Hi Ishestakov,
Thanks for the reply It turns out that my actual use case is a little more complicated than my previous simplified example. The actual code looks something like this (note it will throw the same error):
SetAccum<VERTEX<Claim>> @claims;
SetAccum<STRING> @vins, @plates, @ids, @names;
INT n_secs;
n_secs = n_days*24*60*60+1;
_t0 = SELECT s FROM claim:s - (REV_CAR_ASSOCIATE_WITH>) - Car:t
ACCUM s.@vins += t.vin,
s.@plates += t.plate_no;
_t1 = SELECT c1 FROM claim:c1 - (<CAR_ASSOCIATE_WITH.CAR_ASSOCIATE_WITH>) - claim:c2
ACCUM
count(c1.@plates INTERSECT c2.@plates) > 1 OR count(c1.@vins INTERSECT c2.@vins) > 1 AND
c1 != c2 THEN
c1.@claims += c2 END
POST-ACCUM c1.@claims += c1;
And I modified it into:
SetAccum<VERTEX<Claim>> @claims;
SetAccum<STRING> @vins, @plates, @ids, @names;
SumAccum<INT> @vin_cnt, @plate_cnt;
INT n_secs;
n_secs = n_days*24*60*60+1;
_t0 = SELECT s FROM claim:s - (REV_CAR_ASSOCIATE_WITH>) - Car:t
ACCUM s.@vins += t.vin,
s.@plates += t.plate_no;
_t1 = SELECT c2 FROM claim:c1 - (<CAR_ASSOCIATE_WITH.CAR_ASSOCIATE_WITH>) - claim:c2
ACCUM IF c1 != c2 AND abs(datetime_diff(c1.accident_time, c2.accident_time)) < n_secs THEN
FOREACH vin IN c2.@vins DO
FOREACH plate IN c2.@plates DO
IF c1.@vins.contains(vin) THEN c1.@vin_cnt += 1 END,
IF c1.@plates.contains(plate) THEN c1.@plate_cnt += 1 END,
IF c1.@vin_cnt > 1 OR c1.@plate_cnt > 1 then c1.@claims += c2, BREAK END
END
END
END, c1.@vin_cnt = 0, c1.@plate_cnt = 0
POST-ACCUM c1.@claims += c1;
(PS. I added a BREAK inside FOREACH loop to stop iterating once the condition is satisfied)
But now it throws the error:
an undefined variable plate in the current scope
which seems to be another version 2 syntax incompatibility issue.
So eventually I gave up the multi-hop syntax and switched to single hop, although doing single hop for pairwise comparison has always been less intuitive to me.

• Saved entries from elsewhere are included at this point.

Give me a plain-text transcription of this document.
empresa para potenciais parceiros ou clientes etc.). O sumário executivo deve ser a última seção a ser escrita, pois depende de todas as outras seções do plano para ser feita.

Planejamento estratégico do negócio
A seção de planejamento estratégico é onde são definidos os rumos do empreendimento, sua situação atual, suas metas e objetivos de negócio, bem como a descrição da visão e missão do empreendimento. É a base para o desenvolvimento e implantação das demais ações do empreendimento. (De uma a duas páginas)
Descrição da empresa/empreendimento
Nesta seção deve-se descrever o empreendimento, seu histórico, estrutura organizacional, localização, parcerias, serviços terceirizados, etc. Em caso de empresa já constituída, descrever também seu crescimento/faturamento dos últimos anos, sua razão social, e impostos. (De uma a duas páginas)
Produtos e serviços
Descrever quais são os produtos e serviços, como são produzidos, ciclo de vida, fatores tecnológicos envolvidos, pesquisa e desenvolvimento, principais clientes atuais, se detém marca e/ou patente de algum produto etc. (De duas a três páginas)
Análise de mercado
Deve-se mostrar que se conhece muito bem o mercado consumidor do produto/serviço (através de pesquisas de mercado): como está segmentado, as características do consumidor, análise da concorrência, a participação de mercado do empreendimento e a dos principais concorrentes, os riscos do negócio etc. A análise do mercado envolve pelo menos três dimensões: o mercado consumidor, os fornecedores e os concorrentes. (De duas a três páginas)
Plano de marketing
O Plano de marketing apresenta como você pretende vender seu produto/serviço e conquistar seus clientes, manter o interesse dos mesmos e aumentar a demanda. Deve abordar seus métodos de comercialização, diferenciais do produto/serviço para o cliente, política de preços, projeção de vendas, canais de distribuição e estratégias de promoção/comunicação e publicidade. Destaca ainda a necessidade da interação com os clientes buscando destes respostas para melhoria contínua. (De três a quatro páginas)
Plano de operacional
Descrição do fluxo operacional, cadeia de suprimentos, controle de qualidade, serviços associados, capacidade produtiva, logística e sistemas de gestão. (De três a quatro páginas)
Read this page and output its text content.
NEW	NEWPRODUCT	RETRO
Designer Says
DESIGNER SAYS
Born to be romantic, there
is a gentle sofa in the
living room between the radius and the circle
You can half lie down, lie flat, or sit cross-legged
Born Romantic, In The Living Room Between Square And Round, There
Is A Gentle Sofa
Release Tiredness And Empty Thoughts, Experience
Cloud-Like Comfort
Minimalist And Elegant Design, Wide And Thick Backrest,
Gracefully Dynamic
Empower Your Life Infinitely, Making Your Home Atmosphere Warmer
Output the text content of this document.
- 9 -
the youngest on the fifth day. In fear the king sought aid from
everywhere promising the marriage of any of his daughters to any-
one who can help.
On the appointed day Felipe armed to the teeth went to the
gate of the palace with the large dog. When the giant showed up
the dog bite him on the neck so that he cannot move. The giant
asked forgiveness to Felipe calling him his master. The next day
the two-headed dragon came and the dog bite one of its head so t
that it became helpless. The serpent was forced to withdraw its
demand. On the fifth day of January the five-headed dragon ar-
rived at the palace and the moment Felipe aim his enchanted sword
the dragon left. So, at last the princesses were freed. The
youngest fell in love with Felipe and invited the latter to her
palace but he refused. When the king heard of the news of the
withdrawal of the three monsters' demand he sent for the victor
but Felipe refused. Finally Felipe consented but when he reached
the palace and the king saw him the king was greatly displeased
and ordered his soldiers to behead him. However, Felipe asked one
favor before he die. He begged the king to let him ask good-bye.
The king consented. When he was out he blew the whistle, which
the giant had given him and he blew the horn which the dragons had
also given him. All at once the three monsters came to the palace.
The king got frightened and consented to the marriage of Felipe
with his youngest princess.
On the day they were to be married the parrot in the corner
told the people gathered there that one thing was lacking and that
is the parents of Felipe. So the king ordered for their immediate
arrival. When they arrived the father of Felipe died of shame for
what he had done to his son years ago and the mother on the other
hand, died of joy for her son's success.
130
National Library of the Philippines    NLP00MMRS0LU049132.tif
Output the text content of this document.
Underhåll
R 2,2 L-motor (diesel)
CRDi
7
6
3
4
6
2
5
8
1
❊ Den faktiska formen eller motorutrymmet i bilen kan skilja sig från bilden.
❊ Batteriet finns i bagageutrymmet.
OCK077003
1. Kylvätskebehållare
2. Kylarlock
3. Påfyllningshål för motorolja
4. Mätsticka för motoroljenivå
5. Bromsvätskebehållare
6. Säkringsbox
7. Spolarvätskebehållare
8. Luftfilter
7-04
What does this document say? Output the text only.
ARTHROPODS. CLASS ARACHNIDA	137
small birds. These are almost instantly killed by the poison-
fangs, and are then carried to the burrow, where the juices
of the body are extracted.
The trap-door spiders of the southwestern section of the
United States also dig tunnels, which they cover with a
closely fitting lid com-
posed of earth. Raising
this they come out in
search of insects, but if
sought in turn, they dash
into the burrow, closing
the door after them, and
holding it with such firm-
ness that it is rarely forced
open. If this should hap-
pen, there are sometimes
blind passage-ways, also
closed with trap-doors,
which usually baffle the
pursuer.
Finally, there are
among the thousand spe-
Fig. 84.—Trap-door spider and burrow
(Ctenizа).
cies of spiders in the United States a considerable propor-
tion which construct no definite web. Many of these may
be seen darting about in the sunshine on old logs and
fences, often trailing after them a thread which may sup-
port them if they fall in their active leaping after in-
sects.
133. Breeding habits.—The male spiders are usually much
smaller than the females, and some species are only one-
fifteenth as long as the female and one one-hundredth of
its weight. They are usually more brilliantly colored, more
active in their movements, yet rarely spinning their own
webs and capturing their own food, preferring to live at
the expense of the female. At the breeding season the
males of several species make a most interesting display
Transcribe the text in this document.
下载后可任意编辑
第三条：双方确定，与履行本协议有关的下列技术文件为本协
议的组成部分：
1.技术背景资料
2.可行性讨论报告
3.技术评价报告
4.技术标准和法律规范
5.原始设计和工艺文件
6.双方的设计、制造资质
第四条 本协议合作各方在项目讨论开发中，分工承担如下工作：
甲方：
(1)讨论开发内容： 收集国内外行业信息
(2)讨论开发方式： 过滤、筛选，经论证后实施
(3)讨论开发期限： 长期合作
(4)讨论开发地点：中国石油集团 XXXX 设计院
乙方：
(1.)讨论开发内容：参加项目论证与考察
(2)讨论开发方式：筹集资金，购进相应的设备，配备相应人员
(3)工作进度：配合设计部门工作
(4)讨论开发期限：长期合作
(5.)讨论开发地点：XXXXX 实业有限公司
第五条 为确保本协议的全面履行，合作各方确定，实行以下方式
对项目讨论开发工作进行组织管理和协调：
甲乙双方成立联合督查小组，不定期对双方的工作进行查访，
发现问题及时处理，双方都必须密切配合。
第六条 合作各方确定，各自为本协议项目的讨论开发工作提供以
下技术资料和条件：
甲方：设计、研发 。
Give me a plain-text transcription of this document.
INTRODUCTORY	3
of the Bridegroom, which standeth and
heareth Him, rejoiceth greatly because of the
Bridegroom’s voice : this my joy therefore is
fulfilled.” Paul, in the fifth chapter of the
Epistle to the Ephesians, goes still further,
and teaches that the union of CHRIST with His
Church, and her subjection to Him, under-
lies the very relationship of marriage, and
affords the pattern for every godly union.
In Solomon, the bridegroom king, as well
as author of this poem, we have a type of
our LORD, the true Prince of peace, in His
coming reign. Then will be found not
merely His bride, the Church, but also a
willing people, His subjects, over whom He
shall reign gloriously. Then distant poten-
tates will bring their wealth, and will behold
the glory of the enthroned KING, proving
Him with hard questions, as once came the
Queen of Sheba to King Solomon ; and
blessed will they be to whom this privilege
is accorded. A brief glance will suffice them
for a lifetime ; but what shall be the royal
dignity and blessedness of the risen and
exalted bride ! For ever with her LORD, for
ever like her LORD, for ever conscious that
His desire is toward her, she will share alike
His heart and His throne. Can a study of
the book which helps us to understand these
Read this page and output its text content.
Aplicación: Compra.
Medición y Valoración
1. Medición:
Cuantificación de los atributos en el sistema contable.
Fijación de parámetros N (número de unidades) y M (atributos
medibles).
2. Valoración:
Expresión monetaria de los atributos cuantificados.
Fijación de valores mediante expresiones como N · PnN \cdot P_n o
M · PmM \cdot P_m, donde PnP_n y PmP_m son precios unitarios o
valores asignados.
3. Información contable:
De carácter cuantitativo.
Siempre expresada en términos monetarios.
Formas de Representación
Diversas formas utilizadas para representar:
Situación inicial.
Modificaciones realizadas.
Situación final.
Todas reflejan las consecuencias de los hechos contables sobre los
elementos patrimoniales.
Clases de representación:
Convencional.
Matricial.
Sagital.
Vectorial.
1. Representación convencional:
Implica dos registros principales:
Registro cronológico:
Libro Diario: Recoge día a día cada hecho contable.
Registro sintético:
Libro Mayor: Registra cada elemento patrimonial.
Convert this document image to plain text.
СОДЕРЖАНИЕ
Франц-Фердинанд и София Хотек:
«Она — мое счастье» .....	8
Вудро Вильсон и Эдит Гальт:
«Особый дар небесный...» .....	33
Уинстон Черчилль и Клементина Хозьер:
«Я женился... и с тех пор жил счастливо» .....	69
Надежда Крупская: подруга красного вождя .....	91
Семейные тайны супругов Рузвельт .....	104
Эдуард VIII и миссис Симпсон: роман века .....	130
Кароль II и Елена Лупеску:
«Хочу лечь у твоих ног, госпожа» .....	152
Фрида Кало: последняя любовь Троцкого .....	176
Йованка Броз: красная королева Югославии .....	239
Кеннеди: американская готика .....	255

SetAccum<VERTEX<Claim>> @claims;
SetAccum<STRING> @vins, @plates;
GroupByAccum<VERTEX<Claim> claim, DATETIME accident_time, SetAccum<STRING> vin, SetAccum<STRING> plate> @claim_info;
INT n_secs;
n_secs = n_days*24*60*60+1;
_t0 = SELECT t FROM claim:s - (REV_CAR_ASSOCIATE_WITH>) - Car:t
ACCUM
s.@vins += t.vin,
s.@plates += t.plate_no,
t.@claim_info += (s -> s.accident_time, t.vin, t.plate_no);
_t1 = SELECT t FROM claim:s - (REV_CAR_ASSOCIATE_WITH>) - Car:t
ACCUM
FOREACH info IN t.@claim_info DO
IF s != info.claim AND
abs(datetime_diff(s.accident_time, info.accident_time)) < n_secs AND
(count(info.vin INTERSECT s.@vins) > 1 OR count(info.plate INTERSECT s.@plates) > 1) THEN
s.@claims += info.claim
END
END
POST-ACCUM s.@claims += s;
It basically has to store the info from the Claim vertex on the Car vertex it connects to, and then traverse from Car again to Claim to do the pairwise comparison. However, while doing the pairwise comparison, there seems to be plenty of redundancy, much like what is in jaccard_batch implementation.